A medida foi confirmada por Bruxelas através da publicação, no Jornal Oficial da União Europeia, do documento do Conselho Europeu que diz respeito à criação da reserva anual de solidariedade para 2026 relativas ao Pacto Europeu sobre Migração e Asilo.
O ministro da Presidência, António Leitão Amaro, confirmou a decisão e justificou-a com o facto de ter sido comunicado às instâncias europeias que as “estruturas de acolhimento de receção e retorno” de pessoas que chegam a Portugal sob asilo encontram-se “muito mais lotadas do que o previsto”, o que impossibilita a receção de mais casos. “Estamos comprometidos com o mecanismo de solidariedade, mas não temos capacidade para receber mais refugiados nas nossas instalações”, explicou.

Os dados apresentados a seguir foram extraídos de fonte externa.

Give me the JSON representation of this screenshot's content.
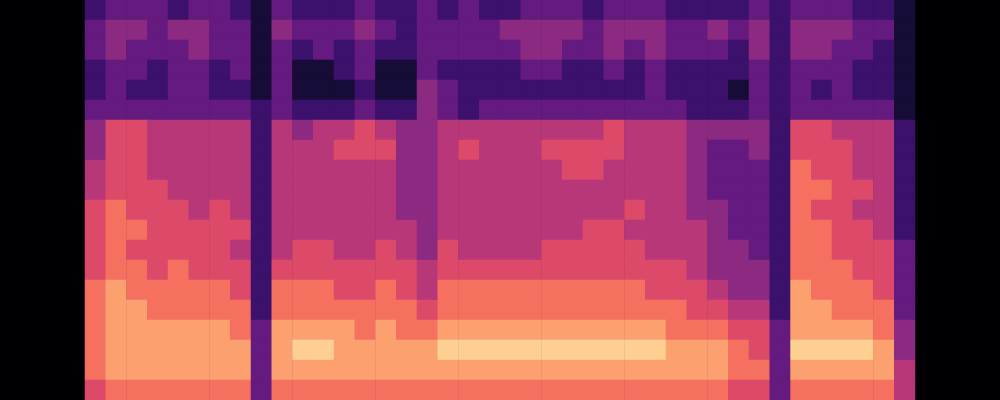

Feitas as contas, Portugal, que optou se abster na votação final do diploma, vai pagar cerca de 20 mil euros por cada pessoa que não receber no seu território, fugindo à maioria dos países da UE, que escolheram abrir portas a refugiados. Numa primeira fase, o Governo votou contra o acordo de repartir 21 mil requerentes de asilo, contestando a metodologia de distribuição – a Portugal caberia uma quota-parte de 2% -, mas acabou por disponibilizar-se a pagar uma contribuição.
“Temos pessoas em situação ilegal num número muito superior ao esperado. Não poucas centenas, mas vários milhares”, avançou o ministro, em Leiria, sem especificar números concretos e apenas citando estatísticas conhecidas no último verão. “Esse dado não foi tido em conta pela União Europeia nos cálculos que fez entre quem recebe migrantes e quem paga”, disse. Ou seja, acrescentou, “a situação de Portugal não foi avaliada de acordo com a situação real, mas sim pela disponível no passado”.
Espanha, Eslovénia, Estónia, Bélgica, Irlanda, Lituânia, Luxemburgo, Malta, Países Baixos, Finlândia e Suécia optaram pela mesma solução de Portugal e também vão pagar. Hungria e Eslováquia não assumiram qualquer compromisso. Os restantes países irão abrir portas a migrantes.
Verba pode ser devolvida
Leitão Amaro garantiu que vai discutir com Bruxelas “a suspensão do compromisso” do pagamento para que se reflita a situação atual do país “e não o que resultava das estatísticas passadas”. E sublinhou que “a Comissão Europeia sabe e reconheceu por escrito que a situação de Portugal não é” a que estava em cima da mesa quando foram discutidos os termos do mecanismo de solidariedade porque baseada-se “em estatísticas ultrapassadas”. Por isso, o ministro da Presidência avançou que, até ao final do semestre, será decidido se a verba a pagar “será suspensa e devolvida”.
Tal como refere o Jornal Oficial da UE, “a reserva anual de solidariedade para 2026 deverá proporcionar apoio eficaz aos Estados-membros que se encontram sob pressão migratória de forma equilibrada e eficaz”. Grécia, Chipre, Espanha e Itália foram identificados como os países sob maior pressão devido ao “grande número de desembarques na sequência de operações de busca e salvamento”, somando 42% do total de chegadas irregulares.
Outros 12 Estados-membros, diz o mesmo documento, encontram-se, por seu lado, “em risco de pressão migratória”, embora mais baixo. No entanto, Portugal não faz parte desta lista.